Figueiredo Mário A T, Bioucas-Dias José M, Nowak Robert D
Instituto de Telecomunicacões, Technical University of Lisbon, 1049-001 Lisboa, Portugal.
IEEE Trans Image Process. 2007 Dec;16(12):2980-91. doi: 10.1109/tip.2007.909318.
Standard formulations of image/signal deconvolution under wavelet-based priors/regularizers lead to very high-dimensional optimization problems involving the following difficulties: the non-Gaussian (heavy-tailed) wavelet priors lead to objective functions which are nonquadratic, usually nondifferentiable, and sometimes even nonconvex; the presence of the convolution operator destroys the separability which underlies the simplicity of wavelet-based denoising. This paper presents a unified view of several recently proposed algorithms for handling this class of optimization problems, placing them in a common majorization-minimization (MM) framework.
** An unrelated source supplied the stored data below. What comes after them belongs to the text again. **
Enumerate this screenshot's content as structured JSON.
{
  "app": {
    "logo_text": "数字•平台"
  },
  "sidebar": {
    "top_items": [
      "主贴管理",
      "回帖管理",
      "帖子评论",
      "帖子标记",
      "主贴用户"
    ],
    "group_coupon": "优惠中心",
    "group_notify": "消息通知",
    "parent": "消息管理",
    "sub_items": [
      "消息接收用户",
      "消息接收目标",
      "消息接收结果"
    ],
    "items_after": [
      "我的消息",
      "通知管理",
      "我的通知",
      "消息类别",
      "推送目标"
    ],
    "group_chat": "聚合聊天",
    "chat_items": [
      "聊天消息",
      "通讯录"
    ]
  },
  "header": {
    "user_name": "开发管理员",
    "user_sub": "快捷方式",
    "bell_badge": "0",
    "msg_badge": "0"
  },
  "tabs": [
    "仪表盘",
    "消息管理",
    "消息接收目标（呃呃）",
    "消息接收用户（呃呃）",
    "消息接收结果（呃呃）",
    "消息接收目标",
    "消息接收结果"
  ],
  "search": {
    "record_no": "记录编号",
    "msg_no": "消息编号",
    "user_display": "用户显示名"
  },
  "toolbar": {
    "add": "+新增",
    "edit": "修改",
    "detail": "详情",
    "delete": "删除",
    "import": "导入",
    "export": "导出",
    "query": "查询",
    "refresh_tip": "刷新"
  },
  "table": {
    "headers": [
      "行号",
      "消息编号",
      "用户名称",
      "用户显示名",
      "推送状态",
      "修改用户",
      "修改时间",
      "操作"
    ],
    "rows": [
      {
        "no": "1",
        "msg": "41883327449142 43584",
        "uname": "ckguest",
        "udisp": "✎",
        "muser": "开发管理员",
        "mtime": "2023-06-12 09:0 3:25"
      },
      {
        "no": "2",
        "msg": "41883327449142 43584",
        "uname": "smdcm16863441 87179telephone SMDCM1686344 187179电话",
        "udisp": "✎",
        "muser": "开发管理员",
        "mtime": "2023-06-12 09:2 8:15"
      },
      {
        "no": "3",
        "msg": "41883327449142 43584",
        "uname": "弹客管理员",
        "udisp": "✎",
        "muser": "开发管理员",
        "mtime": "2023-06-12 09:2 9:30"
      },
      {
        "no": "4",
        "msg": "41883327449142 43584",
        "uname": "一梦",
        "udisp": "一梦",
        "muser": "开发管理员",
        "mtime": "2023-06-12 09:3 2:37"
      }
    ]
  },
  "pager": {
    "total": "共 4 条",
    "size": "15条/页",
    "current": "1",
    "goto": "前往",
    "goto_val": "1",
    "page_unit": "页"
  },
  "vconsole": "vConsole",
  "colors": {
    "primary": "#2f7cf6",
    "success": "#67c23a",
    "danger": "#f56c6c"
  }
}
One of the classes of algorithms considered (when using quadratic bounds on nondifferentiable log-priors) shares the infamous "singularity issue" (SI) of "iteratively reweighted least squares" (IRLS) algorithms: the possibility of having to handle infinite weights, which may cause both numerical and convergence issues. In this paper, we prove several new results which strongly support the claim that the SI does not compromise the usefulness of this class of algorithms. Exploiting the unified MM perspective, we introduce a new algorithm, resulting from using l1 bounds for nonconvex regularizers; the experiments confirm the superior performance of this method, when compared to the one based on quadratic majorization. Finally, an experimental comparison of the several algorithms, reveals their relative merits for different standard types of scenarios.
基于小波先验/正则化器的图像/信号去卷积标准公式会导致非常高维的优化问题,这些问题存在以下难点:非高斯(重尾)小波先验会导致目标函数是非二次的,通常不可微,有时甚至是非凸的;卷积算子的存在破坏了基于小波去噪简单性的可分离性。本文对最近提出的几种处理这类优化问题的算法给出了统一的观点,将它们置于一个通用的最大化-最小化(MM)框架中。所考虑的一类算法(在对不可微对数先验使用二次界时)存在“迭代重加权最小二乘”(IRLS)算法臭名昭著的“奇异性问题”(SI):即可能不得不处理无穷权重,这可能会导致数值和收敛问题。在本文中,我们证明了几个新结果,有力地支持了SI不会损害这类算法实用性的观点。利用统一的MM视角,我们引入了一种新算法,它是通过对非凸正则化器使用l1界得到的;实验证实了与基于二次最大化的算法相比,该方法具有更优的性能。最后,对几种算法的实验比较揭示了它们在不同标准类型场景下的相对优点。